I recently read an article that said exhaustion is the new status symbol. I couldn’t agree more. The “no pain, no gain” attitude is found everywhere in our Western culture. From how we work to how we workout, the mentality that in order to be successful we must be chronically exhausted can not only isolates us from friends and family, it can also send us into an early grave. We ignore our check engine light. We are invincible. We push through until it is too late.

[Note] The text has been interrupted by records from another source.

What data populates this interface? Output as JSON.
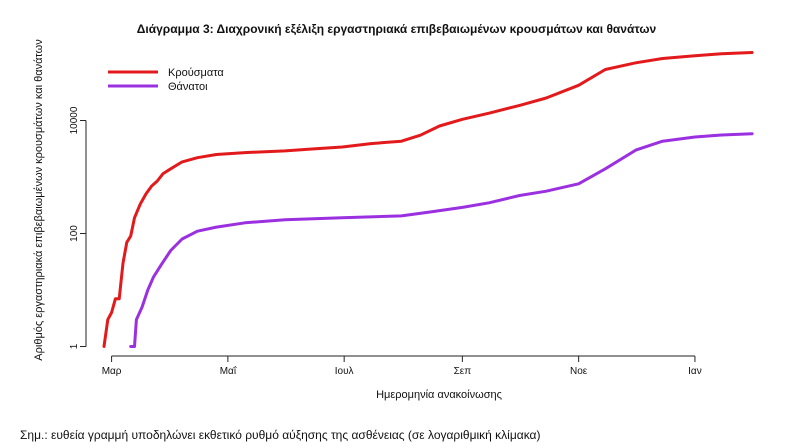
{
  "chart_data": {
    "type": "line",
    "title": "Διάγραμμα 3: Διαχρονική εξέλιξη εργαστηριακά επιβεβαιωμένων κρουσμάτων και θανάτων",
    "xlabel": "Ημερομηνία ανακοίνωσης",
    "ylabel": "Αριθμός εργαστηριακά επιβεβαιωμένων κρουσμάτων και θανάτων",
    "y_scale": "log",
    "ylim": [
      0.8,
      400000
    ],
    "y_ticks": [
      {
        "value": 1,
        "label": "1"
      },
      {
        "value": 100,
        "label": "100"
      },
      {
        "value": 10000,
        "label": "10000"
      }
    ],
    "x_ticks": [
      {
        "date": "2020-03-01",
        "label": "Μαρ"
      },
      {
        "date": "2020-05-01",
        "label": "Μαΐ"
      },
      {
        "date": "2020-07-01",
        "label": "Ιουλ"
      },
      {
        "date": "2020-09-01",
        "label": "Σεπ"
      },
      {
        "date": "2020-11-01",
        "label": "Νοε"
      },
      {
        "date": "2021-01-01",
        "label": "Ιαν"
      }
    ],
    "xlim": [
      "2020-02-15",
      "2021-02-12"
    ],
    "legend_position": "top-left",
    "series": [
      {
        "name": "Κρούσματα",
        "color": "#e31a1c",
        "points": [
          [
            "2020-02-26",
            1
          ],
          [
            "2020-02-28",
            3
          ],
          [
            "2020-03-01",
            4
          ],
          [
            "2020-03-03",
            7
          ],
          [
            "2020-03-05",
            7
          ],
          [
            "2020-03-07",
            30
          ],
          [
            "2020-03-09",
            70
          ],
          [
            "2020-03-11",
            90
          ],
          [
            "2020-03-13",
            190
          ],
          [
            "2020-03-16",
            330
          ],
          [
            "2020-03-19",
            500
          ],
          [
            "2020-03-22",
            690
          ],
          [
            "2020-03-25",
            850
          ],
          [
            "2020-03-28",
            1150
          ],
          [
            "2020-04-01",
            1400
          ],
          [
            "2020-04-07",
            1850
          ],
          [
            "2020-04-15",
            2200
          ],
          [
            "2020-04-25",
            2500
          ],
          [
            "2020-05-10",
            2700
          ],
          [
            "2020-05-31",
            2900
          ],
          [
            "2020-06-15",
            3150
          ],
          [
            "2020-06-30",
            3400
          ],
          [
            "2020-07-15",
            3900
          ],
          [
            "2020-07-31",
            4300
          ],
          [
            "2020-08-10",
            5500
          ],
          [
            "2020-08-20",
            8000
          ],
          [
            "2020-09-01",
            10500
          ],
          [
            "2020-09-15",
            13500
          ],
          [
            "2020-10-01",
            18500
          ],
          [
            "2020-10-15",
            25000
          ],
          [
            "2020-11-01",
            42000
          ],
          [
            "2020-11-15",
            80000
          ],
          [
            "2020-12-01",
            105000
          ],
          [
            "2020-12-15",
            125000
          ],
          [
            "2021-01-01",
            140000
          ],
          [
            "2021-01-15",
            152000
          ],
          [
            "2021-01-31",
            160000
          ]
        ]
      },
      {
        "name": "Θάνατοι",
        "color": "#9b30e0",
        "points": [
          [
            "2020-03-11",
            1
          ],
          [
            "2020-03-13",
            1
          ],
          [
            "2020-03-14",
            3
          ],
          [
            "2020-03-17",
            5
          ],
          [
            "2020-03-20",
            10
          ],
          [
            "2020-03-23",
            17
          ],
          [
            "2020-03-27",
            28
          ],
          [
            "2020-04-01",
            50
          ],
          [
            "2020-04-07",
            80
          ],
          [
            "2020-04-15",
            110
          ],
          [
            "2020-04-25",
            130
          ],
          [
            "2020-05-10",
            155
          ],
          [
            "2020-05-31",
            175
          ],
          [
            "2020-06-30",
            190
          ],
          [
            "2020-07-31",
            205
          ],
          [
            "2020-08-15",
            240
          ],
          [
            "2020-09-01",
            290
          ],
          [
            "2020-09-15",
            350
          ],
          [
            "2020-10-01",
            470
          ],
          [
            "2020-10-15",
            560
          ],
          [
            "2020-11-01",
            760
          ],
          [
            "2020-11-15",
            1400
          ],
          [
            "2020-12-01",
            3000
          ],
          [
            "2020-12-15",
            4300
          ],
          [
            "2021-01-01",
            5100
          ],
          [
            "2021-01-15",
            5550
          ],
          [
            "2021-01-31",
            5850
          ]
        ]
      }
    ]
  },
  "note": "Σημ.: ευθεία γραμμή υποδηλώνει εκθετικό ρυθμό αύξησης της ασθένειας (σε λογαριθμική κλίμακα)"
}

This past weekend my uncle passed away from a massive heart attack. He was in his mid-fifties and had just finished a karate class. He had a history of high blood pressure. He worked out to help control his condition. He did not want to take medication. He was an amazing, smart and loving human being. I am still coming to grips with the reality that I will never hear his infectious laughter ever again nor will I ever again get to share apple pie with him on Christmas morning. As I work through my emotions I keep coming back to the fact that a precious life might have been saved had attention been paid toward that small and seemingly insignificant check engine light.
Honoring your check engine light is not the western way. In many ways our culture values tired and exhausted over taking time to care of ourselves. Health professionals advise us to listen to our body but so often our body’s messages our drowned out by our cultural values of doing more and producing more. The phrase ”listen to your body” is great and can be a good place to start but it doesn’t imply action. I think it is time to change the phrase to “honor your body’s signal”. The word ‘honor’ implies that some type of action must be taken where as simply listening to your body seems passive and stagnant.
So with the weekend upon us and the beginning of fall this past week, it is time to take a little closer look at your own check engine light. What little signals have you been ignoring? Where in your life has your body been begging for you to slow down? The holidays are looming right around the corner and with it all the parties, obligations and busy-ness. This cool guy, the Dalai Lama, said it best when asked what surprised him the most about humanity:
“Man. Because he sacrifices his health in order to make money. Then he sacrifices money to recuperate his health. And then he is so anxious about the future that he does not enjoy the present; the result being that he does not live in the present or the future; he lives as if he is never going to die, and then dies having never really lived.”